Diagram showing chunking approaches by document structure.

Figure 1. Chunking approach fits by document structure

Structured documents

Structured documents, sometimes referred to as fixed-format documents, have defined layouts. The data in these documents is located at fixed locations. For example, the date, or customer family name, is found in the same location in every document of the same fixed format. Examples of fixed format documents are the W-2 U.S. tax document.

Fixed format documents might be scanned images of original documents that were hand-filled or have complex layout structures, making them difficult to process with a basic text parsing approach. A common approach to processing complex document structures is to use machine learning models to extract data and apply semantic meaning to that data, where possible.

Examples: W-2 form, Insurance card
Common approaches: Prebuilt models, custom models

Semi-structured documents

Semi-structured documents don't have a fixed format or schema, like the W-2 form, but they do offer consistency regarding format or schema.
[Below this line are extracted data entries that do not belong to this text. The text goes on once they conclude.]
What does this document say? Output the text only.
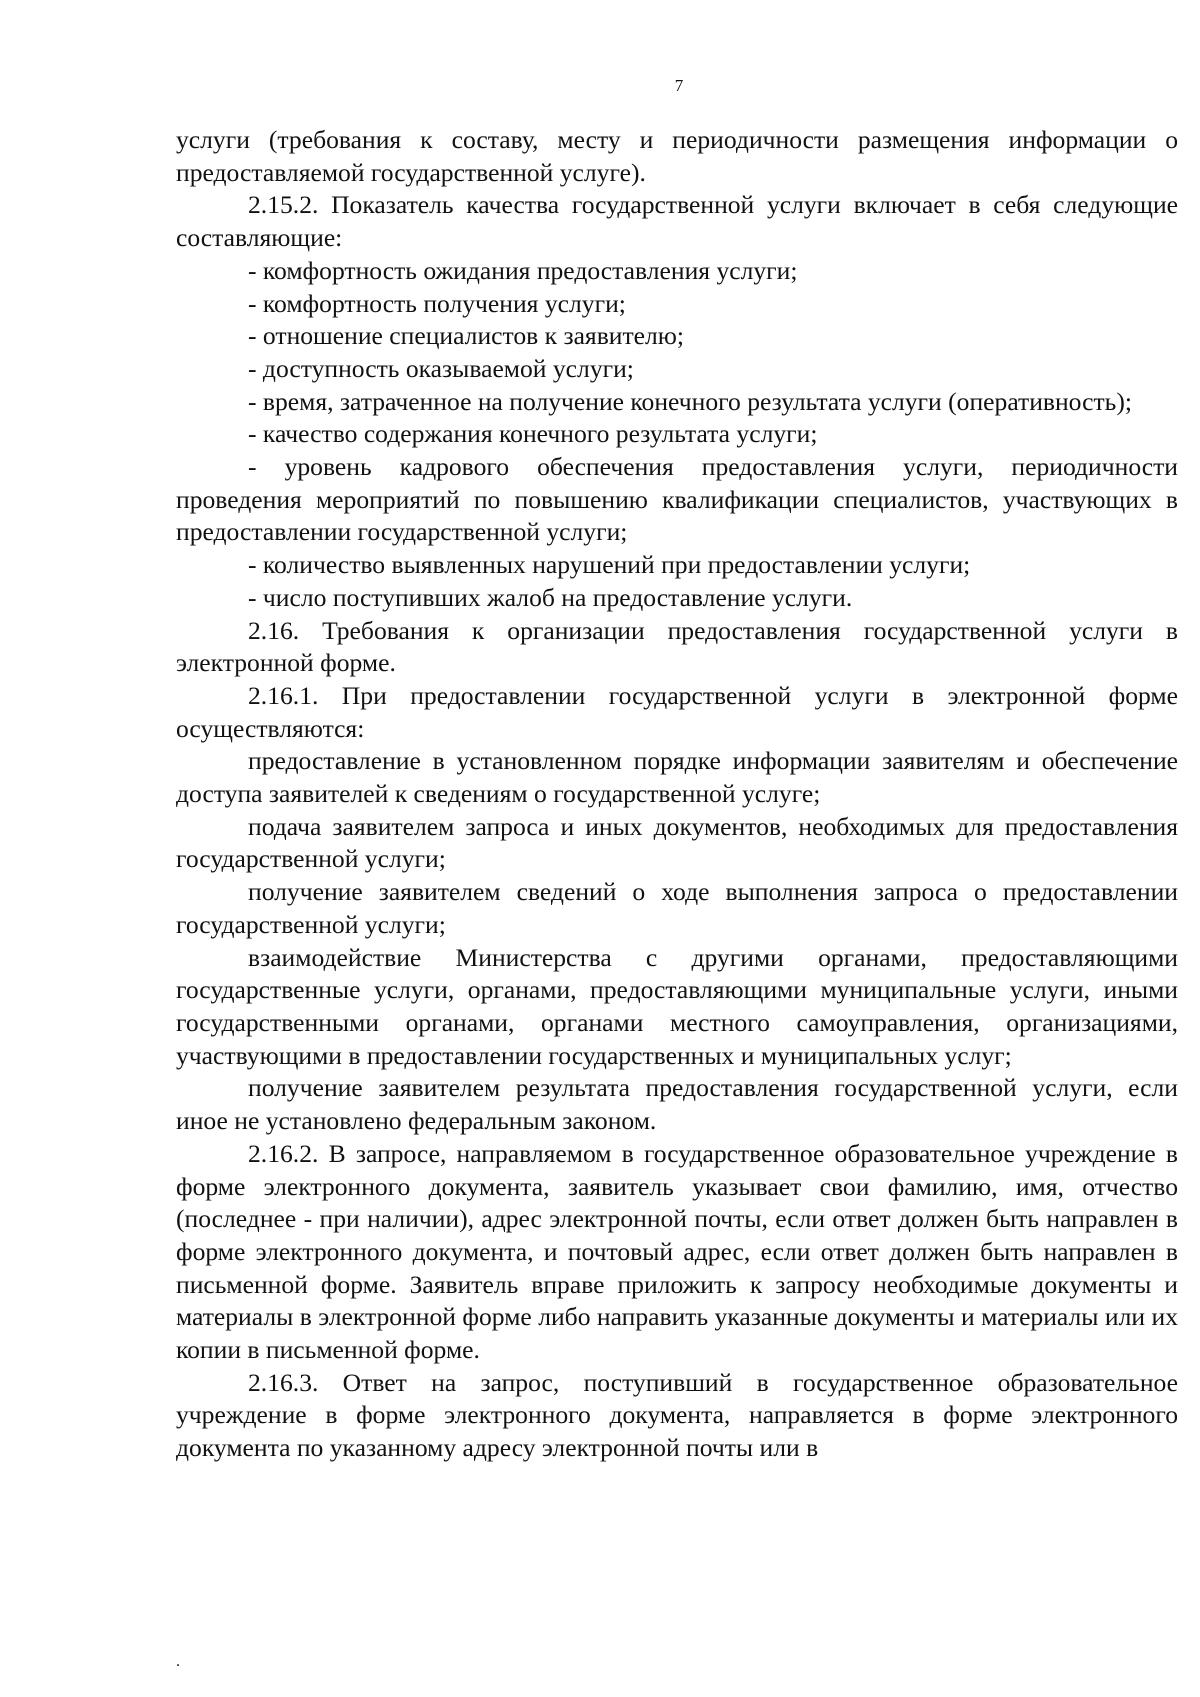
7

услуги (требования к составу, месту и периодичности размещения информации о предоставляемой государственной услуге).

2.15.2. Показатель качества государственной услуги включает в себя следующие составляющие:

- комфортность ожидания предоставления услуги;

- комфортность получения услуги;

- отношение специалистов к заявителю;

- доступность оказываемой услуги;

- время, затраченное на получение конечного результата услуги (оперативность);

- качество содержания конечного результата услуги;

- уровень кадрового обеспечения предоставления услуги, периодичности проведения мероприятий по повышению квалификации специалистов, участвующих в предоставлении государственной услуги;

- количество выявленных нарушений при предоставлении услуги;

- число поступивших жалоб на предоставление услуги.

2.16. Требования к организации предоставления государственной услуги в электронной форме.

2.16.1. При предоставлении государственной услуги в электронной форме осуществляются:

предоставление в установленном порядке информации заявителям и обеспечение доступа заявителей к сведениям о государственной услуге;

подача заявителем запроса и иных документов, необходимых для предоставления государственной услуги;

получение заявителем сведений о ходе выполнения запроса о предоставлении государственной услуги;

взаимодействие Министерства с другими органами, предоставляющими государственные услуги, органами, предоставляющими муниципальные услуги, иными государственными органами, органами местного самоуправления, организациями, участвующими в предоставлении государственных и муниципальных услуг;

получение заявителем результата предоставления государственной услуги, если иное не установлено федеральным законом.

2.16.2. В запросе, направляемом в государственное образовательное учреждение в форме электронного документа, заявитель указывает свои фамилию, имя, отчество (последнее - при наличии), адрес электронной почты, если ответ должен быть направлен в форме электронного документа, и почтовый адрес, если ответ должен быть направлен в письменной форме. Заявитель вправе приложить к запросу необходимые документы и материалы в электронной форме либо направить указанные документы и материалы или их копии в письменной форме.

2.16.3. Ответ на запрос, поступивший в государственное образовательное учреждение в форме электронного документа, направляется в форме электронного документа по указанному адресу электронной почты или в

.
For example, all invoices aren't laid out the same, however, in general they have a consistent schema. You can expect an invoice to have an invoice number and some form of bill to and ship to name and address, among other data. A web page might not have schema consistencies, but they have similar structural or layout elements, such as body, title, H1, and p that can be used to add semantic meaning to the surrounding text.
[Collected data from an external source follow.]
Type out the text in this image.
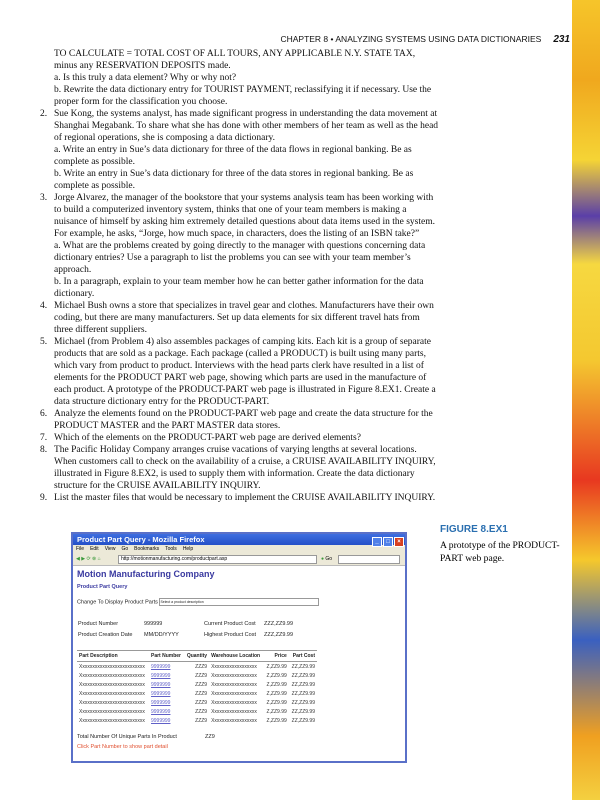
CHAPTER 8 • ANALYZING SYSTEMS USING DATA DICTIONARIES 231

TO CALCULATE = TOTAL COST OF ALL TOURS, ANY APPLICABLE N.Y. STATE TAX, minus any RESERVATION DEPOSITS made.

a. Is this truly a data element? Why or why not?

b. Rewrite the data dictionary entry for TOURIST PAYMENT, reclassifying it if necessary. Use the proper form for the classification you choose.

2. Sue Kong, the systems analyst, has made significant progress in understanding the data movement at Shanghai Megabank. To share what she has done with other members of her team as well as the head of regional operations, she is composing a data dictionary.

a. Write an entry in Sue’s data dictionary for three of the data flows in regional banking. Be as complete as possible.

b. Write an entry in Sue’s data dictionary for three of the data stores in regional banking. Be as complete as possible.

3. Jorge Alvarez, the manager of the bookstore that your systems analysis team has been working with to build a computerized inventory system, thinks that one of your team members is making a nuisance of himself by asking him extremely detailed questions about data items used in the system. For example, he asks, “Jorge, how much space, in characters, does the listing of an ISBN take?”

a. What are the problems created by going directly to the manager with questions concerning data dictionary entries? Use a paragraph to list the problems you can see with your team member’s approach.

b. In a paragraph, explain to your team member how he can better gather information for the data dictionary.

4. Michael Bush owns a store that specializes in travel gear and clothes. Manufacturers have their own coding, but there are many manufacturers. Set up data elements for six different travel hats from three different suppliers.
5. Michael (from Problem 4) also assembles packages of camping kits. Each kit is a group of separate products that are sold as a package. Each package (called a PRODUCT) is built using many parts, which vary from product to product. Interviews with the head parts clerk have resulted in a list of elements for the PRODUCT PART web page, showing which parts are used in the manufacture of each product. A prototype of the PRODUCT-PART web page is illustrated in Figure 8.EX1. Create a data structure dictionary entry for the PRODUCT-PART.
6. Analyze the elements found on the PRODUCT-PART web page and create the data structure for the PRODUCT MASTER and the PART MASTER data stores.
7. Which of the elements on the PRODUCT-PART web page are derived elements?
8. The Pacific Holiday Company arranges cruise vacations of varying lengths at several locations. When customers call to check on the availability of a cruise, a CRUISE AVAILABILITY INQUIRY, illustrated in Figure 8.EX2, is used to supply them with information. Create the data dictionary structure for the CRUISE AVAILABILITY INQUIRY.
9. List the master files that would be necessary to implement the CRUISE AVAILABILITY INQUIRY.
Product Part Query - Mozilla Firefox	_ □ ×
File Edit View Go Bookmarks Tools Help
◀ ▶ ⟳ ⊗ ⌂	http://motionmanufacturing.com/productpart.asp	● Go
Motion Manufacturing Company
Product Part Query
Change To Display Product Parts Select a product description
Product Number	999999	Current Product Cost	ZZZ,ZZ9.99
Product Creation Date	MM/DD/YYYY	Highest Product Cost	ZZZ,ZZ9.99
Part Description	Part Number	Quantity	Warehouse Location	Price	Part Cost
Xxxxxxxxxxxxxxxxxxxxxxxxxx	9999999	ZZZ9	Xxxxxxxxxxxxxxxxxx	Z,ZZ9.99	ZZ,ZZ9.99
Xxxxxxxxxxxxxxxxxxxxxxxxxx	9999999	ZZZ9	Xxxxxxxxxxxxxxxxxx	Z,ZZ9.99	ZZ,ZZ9.99
Xxxxxxxxxxxxxxxxxxxxxxxxxx	9999999	ZZZ9	Xxxxxxxxxxxxxxxxxx	Z,ZZ9.99	ZZ,ZZ9.99
Xxxxxxxxxxxxxxxxxxxxxxxxxx	9999999	ZZZ9	Xxxxxxxxxxxxxxxxxx	Z,ZZ9.99	ZZ,ZZ9.99
Xxxxxxxxxxxxxxxxxxxxxxxxxx	9999999	ZZZ9	Xxxxxxxxxxxxxxxxxx	Z,ZZ9.99	ZZ,ZZ9.99
Xxxxxxxxxxxxxxxxxxxxxxxxxx	9999999	ZZZ9	Xxxxxxxxxxxxxxxxxx	Z,ZZ9.99	ZZ,ZZ9.99
Xxxxxxxxxxxxxxxxxxxxxxxxxx	9999999	ZZZ9	Xxxxxxxxxxxxxxxxxx	Z,ZZ9.99	ZZ,ZZ9.99
Total Number Of Unique Parts In Product	ZZ9
Click Part Number to show part detail
FIGURE 8.EX1
A prototype of the PRODUCT-PART web page.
Like structured documents, semi-structured documents that have complex layout structures are difficult to process with text parsing. For these document types, machine learning models are a good approach. There are prebuilt models for certain domains that have consistent schemas like invoices, contracts, or health insurance. Consider building custom models for complex structures where no prebuilt model exists.

Examples: Invoices, receipts, web pages, markdown files
Common approaches: Document analysis models

Inferred structure

Some documents have a structure but aren't written in markup. For these documents, the structure must be inferred. A good example is the following EU regulation document.
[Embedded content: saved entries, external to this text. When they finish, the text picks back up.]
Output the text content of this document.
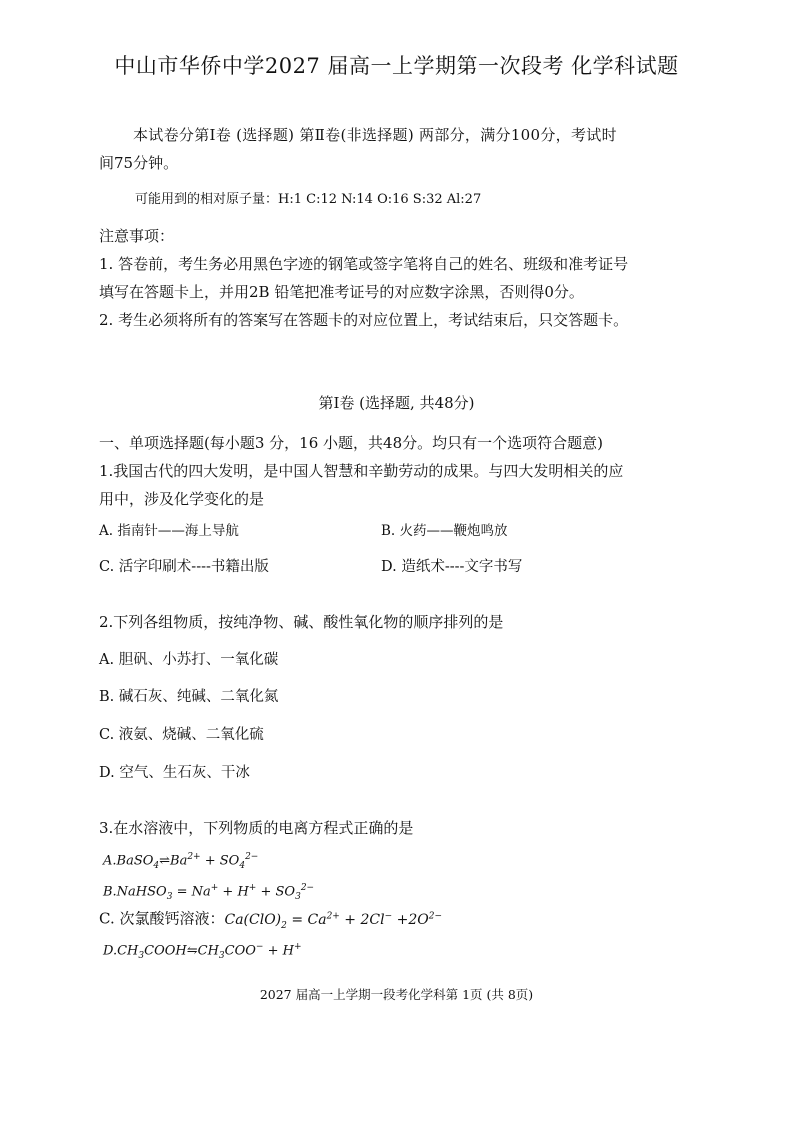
中山市华侨中学2027 届高一上学期第一次段考 化学科试题
本试卷分第Ⅰ卷 (选择题) 第Ⅱ卷(非选择题) 两部分，满分100分，考试时
间75分钟。
可能用到的相对原子量：H:1 C:12 N:14 O:16 S:32 Al:27
注意事项：
1. 答卷前，考生务必用黑色字迹的钢笔或签字笔将自己的姓名、班级和准考证号
填写在答题卡上，并用2B 铅笔把准考证号的对应数字涂黑，否则得0分。
2. 考生必须将所有的答案写在答题卡的对应位置上，考试结束后，只交答题卡。
第Ⅰ卷 (选择题, 共48分)
一、单项选择题(每小题3 分，16 小题，共48分。均只有一个选项符合题意)
1.我国古代的四大发明，是中国人智慧和辛勤劳动的成果。与四大发明相关的应
用中，涉及化学变化的是
A. 指南针——海上导航	B. 火药——鞭炮鸣放
C. 活字印刷术----书籍出版	D. 造纸术----文字书写
2.下列各组物质，按纯净物、碱、酸性氧化物的顺序排列的是
A. 胆矾、小苏打、一氧化碳
B. 碱石灰、纯碱、二氧化氮
C. 液氨、烧碱、二氧化硫
D. 空气、生石灰、干冰
3.在水溶液中，下列物质的电离方程式正确的是
$A.BaSO_4\rightleftharpoons Ba^{2+} + SO_4^{2-}$
B.NaHSO$_3$ = $Na^+ + H^+ + SO_3^{2-}$
C. 次氯酸钙溶液：$Ca(ClO)_2 = Ca^{2+} + 2Cl^- +2O^{2-}$
$D.CH_3COOH⇋CH_3COO^- + H^+$
2027 届高一上学期一段考化学科第 1页 (共 8页)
Diagram showing an EU regulation as an example of a document with inferred structure.

Figure 2. EU regulation showing an inferred structure

Because you can clearly understand the structure of the document, and there are no known models for it, you can determine that you can write custom code. A document format such as this might not warrant the effort to create a custom model, depending upon the number of different documents of this type you're working with. For example, if your corpus is all EU regulations or U.S. state laws, a custom model might be a good approach. If you're working with a single document, like the EU regulation in the example, custom code might be more cost effective.

Examples: Law documents, scripts, manufacturing specifications
Common approaches: Custom code, custom models

Unstructured documents

A good approach for documents with little to no structure are sentence-based or fixed-size with overlap approaches.

Examples: User-generated content like open-ended feedback from surveys, forum posts, or reviews, email messages, and personal or research notes
Common approaches: Sentence-based or boundary-based with overlap

Experimentation

Although the best fits for each of the chunking approaches are listed, in practice, any of the approaches might be appropriate for any document type. For example, sentence-based parsing might be appropriate for highly structured documents, or a custom model might be appropriate for unstructured documents. Part of optimizing your RAG solution is experimenting with various chunking approaches, taking into account the number of resources you have, the technical skill of your resources, and the volume of documents you have to process. To achieve an optimal chunking strategy, you need to observe the advantages and tradeoffs of each of the approaches you test to ensure you're choosing the appropriate approach for your use case.